You’ll learn a lot just looking up techniques to accomplish your limited goals, from falling flat on your face.
If you have fun, keep doing it! If you want to get better at it, begin a process of self-examination and seeking out knowledge (like GDC talks).
90% of gamemaking is gruntwork; you figure out a solution in ten minutes and then apply it over the next ten hours. Hooking up audio files to animations to characters to trigger events is nearly brainless but a huge, huge part of making games; you don’t get good at that by learning to program but by making games.
These rightists falling facefirst into the capitalist system they claim to love and failing miserably and being bailed out by the state they claim to hate never gets old
sometimes i wonder if i got the skills necessary to work on games in exchange for the motivation to want to
this is probably outside stressors talking and not a good motivational post
i want to say it was emerging from social and dating chrysali that got me off the track but in reality it was probably a years-long erosion of my confidence and excitement a while before that
most of my sapped vidcon energy goes to tabletop campaigns at this point instead i guess; before that it was the ARG. maybe i only really care about games as vehicles for collaboration and social interaction at this point? i could write a pretentious longpost about how singleplayer games are a relatively modern corruption of that that’s inadvertantly responsible for a lot of the subculture’s terribadness but lol
Trust me, you’re easily empathetic and smart enough to do very well in the world of people who get paid money to call themselves game designers (I wouldn’t spend so much time here if I could get conversation as deep and layered amongst the 30+ designers I work with).
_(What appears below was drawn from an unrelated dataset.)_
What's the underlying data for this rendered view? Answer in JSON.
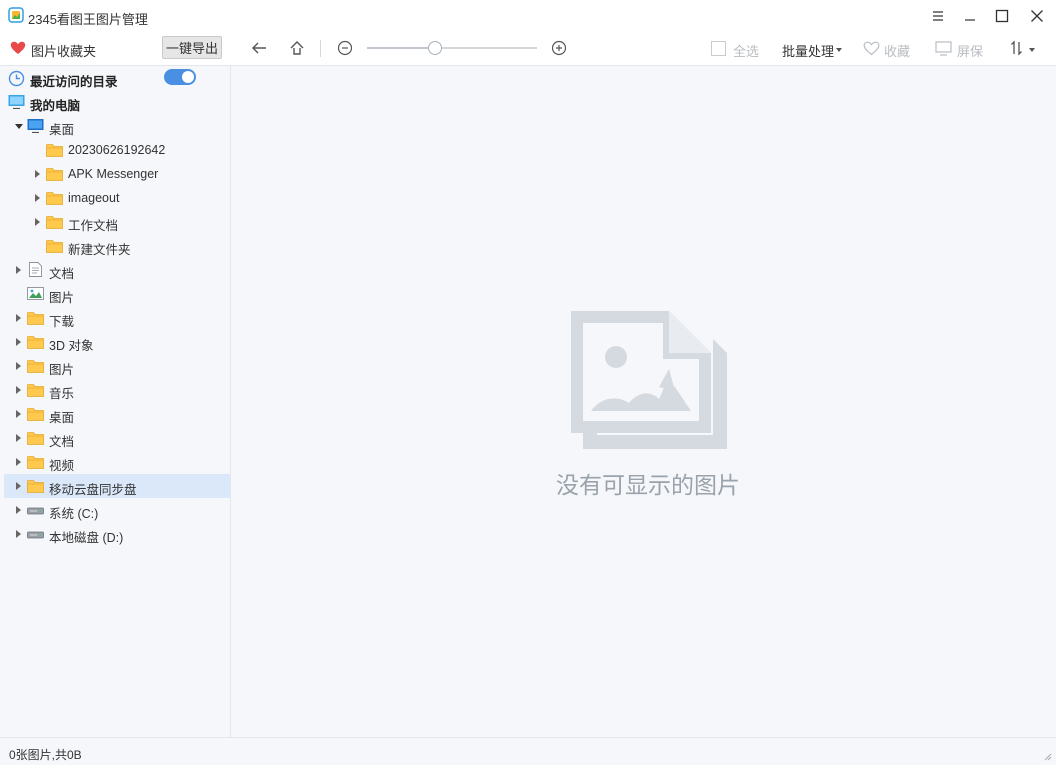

Makin’ it as an indie is harder because you need to cultivate a fanbase yourself, but who’s the blood queen around here anyway?
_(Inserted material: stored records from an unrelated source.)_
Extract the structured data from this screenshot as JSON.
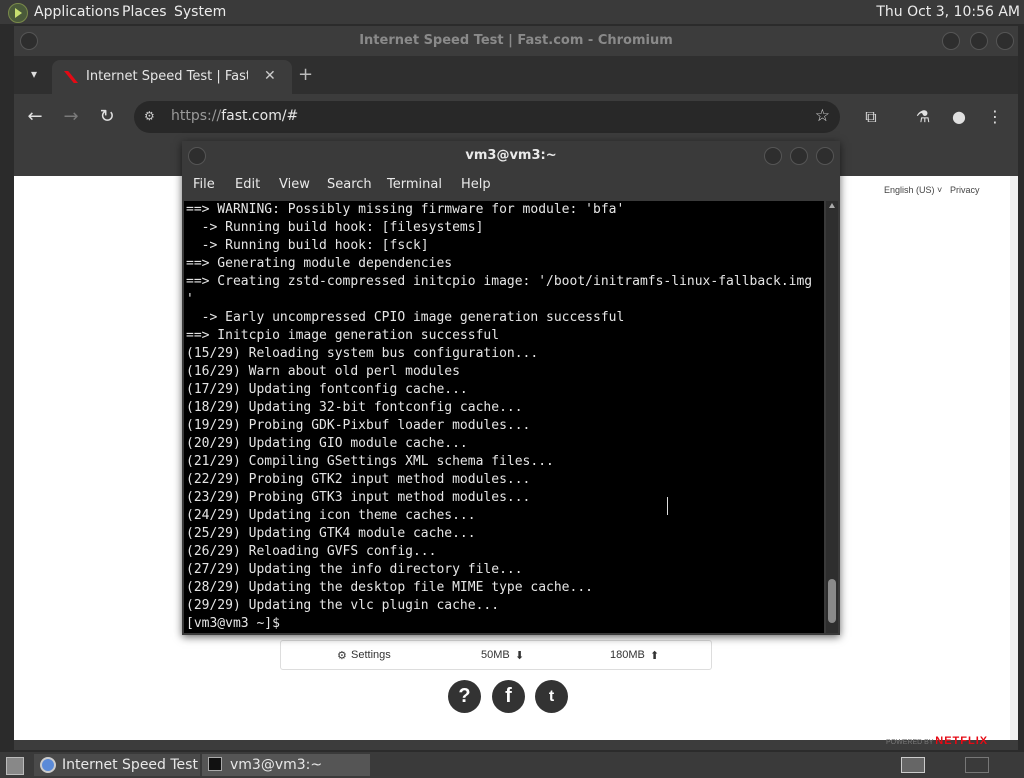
{
  "top_panel": {
    "menus": [
      "Applications",
      "Places",
      "System"
    ],
    "clock": "Thu Oct  3, 10:56 AM"
  },
  "browser": {
    "window_title": "Internet Speed Test | Fast.com - Chromium",
    "tab_title": "Internet Speed Test | Fast.com",
    "url_scheme": "https://",
    "url_rest": "fast.com/#",
    "page": {
      "language": "English (US) ˅",
      "privacy": "Privacy",
      "settings_label": "Settings",
      "upload_value": "50MB",
      "download_value": "180MB",
      "powered_by": "POWERED BY",
      "brand": "NETFLIX",
      "social": [
        "?",
        "f",
        "t"
      ]
    }
  },
  "terminal": {
    "title": "vm3@vm3:~",
    "menu": [
      "File",
      "Edit",
      "View",
      "Search",
      "Terminal",
      "Help"
    ],
    "lines": [
      "==> WARNING: Possibly missing firmware for module: 'bfa'",
      "  -> Running build hook: [filesystems]",
      "  -> Running build hook: [fsck]",
      "==> Generating module dependencies",
      "==> Creating zstd-compressed initcpio image: '/boot/initramfs-linux-fallback.img",
      "'",
      "  -> Early uncompressed CPIO image generation successful",
      "==> Initcpio image generation successful",
      "(15/29) Reloading system bus configuration...",
      "(16/29) Warn about old perl modules",
      "(17/29) Updating fontconfig cache...",
      "(18/29) Updating 32-bit fontconfig cache...",
      "(19/29) Probing GDK-Pixbuf loader modules...",
      "(20/29) Updating GIO module cache...",
      "(21/29) Compiling GSettings XML schema files...",
      "(22/29) Probing GTK2 input method modules...",
      "(23/29) Probing GTK3 input method modules...",
      "(24/29) Updating icon theme caches...",
      "(25/29) Updating GTK4 module cache...",
      "(26/29) Reloading GVFS config...",
      "(27/29) Updating the info directory file...",
      "(28/29) Updating the desktop file MIME type cache...",
      "(29/29) Updating the vlc plugin cache...",
      "[vm3@vm3 ~]$ "
    ]
  },
  "taskbar": {
    "items": [
      "Internet Speed Test ...",
      "vm3@vm3:~"
    ]
  },
  "colors": {
    "netflix_red": "#e50914",
    "terminal_bg": "#000000",
    "panel_bg": "#3a3a3a"
  }
}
i have a huge backlog of stuff i’m genuinely interested in but i have played four(?) singleplayer games for more than like a couple hours since starting college and one of them (probability 0) i had been playing for years before that and stopped a couple months in, the second was undertale and the rest were obsessive-compulsively completioning dungeon crawlers against my better judgement so uhhh yeah
i do think sometimes about that whole thing with games being primarily a social event for most of human history and Space War and Pong being two-player and even single-player arcade games being a thing you’d play drunk in arcades with your friends in this Ur Before-Time when i was not yet alive and that the Modern Vidcon Experience being about holing up for hours alone being kind of a perversion with a lot of artistic potential but even more skeeviness potential
these thoughts are not fully formed and are probably super-cynical even for a chronically depressed haley but i mean basically i’ve gone from vidcons -> ARGs -> tabletop games -> looking at designing interactive art installations (which i’m basically already paid to do) and each time i’ve felt better about what it is that i’m bringing into this big gay earth
It’s different, for sure, but I don’t see what’s perverse about it. Literature is a mostly personal and solitary experience and it rules (even though stories are an originally oral tradition). Art of the staring-at-alone-in-the-dark kind is also an act of communication and community and love among humans, it’s not like banging your head against a brick wall or something.
studying things and determining ways of applying their methodology is useful
it’s true that you don’t need to be good at anything to make a game. but you probably need to be good at a lot of things to make the games you have as ideas in your head
which is a problem of approach, not of the ideas themselves; 90% of gamedev is knowing and understanding your limitations.